ERP System traces its roots to the manufacturing sector even though not all ERPs were developed from a manufacturing origin. Depending on specific business requirements, developers started with accounting, or maintenance, or human resources components. By the mid-1990s, the standard ERP system had covered all of the core functions of a business enterprise in any given industry.
Aside from private corporations, government agencies and non-profit organizations also started using their own ERP systems.
The year 2000 problem, when companies, industries and entire countries worried about the possibility data disruption by the so-called Y2K bug, acted as a catalyst for further developments and increasing popularity of the ERP software system. The adoption of a single currency in Europe was also another factor. Companies wanted to back up their entire systems just in case either of these two events cause them to lose vital company information.
In the beginning, core business functions or so-called back-office transactions were the focus of ERP system development. These were aspects of the operation that were internal to the business, i.e., those that did not deal directly with customers or the general public.
The advent of the internet however brought new challenges as well as opportunities. With data becoming more accessible to more people around the globe, front-office functions – those that dealt with the public – became popular. Terms such as customer relationship management, e-business and supplier relationship management emerged, highlighting the necessity of business to manage its communication with external parties. This became part of the evolution of the ERP system.

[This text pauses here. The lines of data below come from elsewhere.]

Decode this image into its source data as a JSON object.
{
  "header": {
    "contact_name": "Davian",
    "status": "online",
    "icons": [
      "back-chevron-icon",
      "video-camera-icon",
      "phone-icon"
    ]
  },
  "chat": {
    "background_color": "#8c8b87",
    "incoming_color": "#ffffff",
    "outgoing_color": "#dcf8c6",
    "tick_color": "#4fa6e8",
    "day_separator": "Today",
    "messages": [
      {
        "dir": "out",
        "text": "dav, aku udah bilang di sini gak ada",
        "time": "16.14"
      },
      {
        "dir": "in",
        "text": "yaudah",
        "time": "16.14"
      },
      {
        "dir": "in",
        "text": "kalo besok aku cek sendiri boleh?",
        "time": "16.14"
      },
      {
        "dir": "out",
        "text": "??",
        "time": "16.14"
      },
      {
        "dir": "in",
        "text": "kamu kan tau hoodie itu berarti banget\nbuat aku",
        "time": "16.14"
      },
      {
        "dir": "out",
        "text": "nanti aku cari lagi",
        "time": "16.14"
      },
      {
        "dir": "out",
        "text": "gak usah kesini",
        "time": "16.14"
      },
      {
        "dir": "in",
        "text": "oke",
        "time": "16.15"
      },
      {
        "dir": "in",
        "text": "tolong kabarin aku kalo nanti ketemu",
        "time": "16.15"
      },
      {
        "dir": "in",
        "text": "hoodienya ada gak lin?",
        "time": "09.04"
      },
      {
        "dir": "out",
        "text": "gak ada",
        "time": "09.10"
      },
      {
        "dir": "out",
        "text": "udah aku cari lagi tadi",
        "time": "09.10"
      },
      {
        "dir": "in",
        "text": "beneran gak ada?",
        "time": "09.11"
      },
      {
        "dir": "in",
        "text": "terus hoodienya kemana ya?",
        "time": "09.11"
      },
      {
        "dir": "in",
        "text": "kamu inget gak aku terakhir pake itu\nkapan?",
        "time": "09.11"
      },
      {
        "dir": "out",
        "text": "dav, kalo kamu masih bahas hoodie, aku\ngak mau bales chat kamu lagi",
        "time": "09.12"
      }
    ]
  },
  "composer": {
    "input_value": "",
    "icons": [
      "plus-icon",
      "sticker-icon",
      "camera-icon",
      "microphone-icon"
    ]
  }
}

Companies with large, multi-region or multi-country operations find that they could employ the ERP system on two levels. There is of course one on the internal corporate side. The second level, again owing to the increasing popularity of the Internet, is a Web-based ERP system that allows corporations to integrate information from its subsidiaries and other branches and allows for real-time appreciation and analysis of consolidated data.
The realities of globalization and the possibilities offered by the Internet are factors determining the direction of ERP systems worldwide.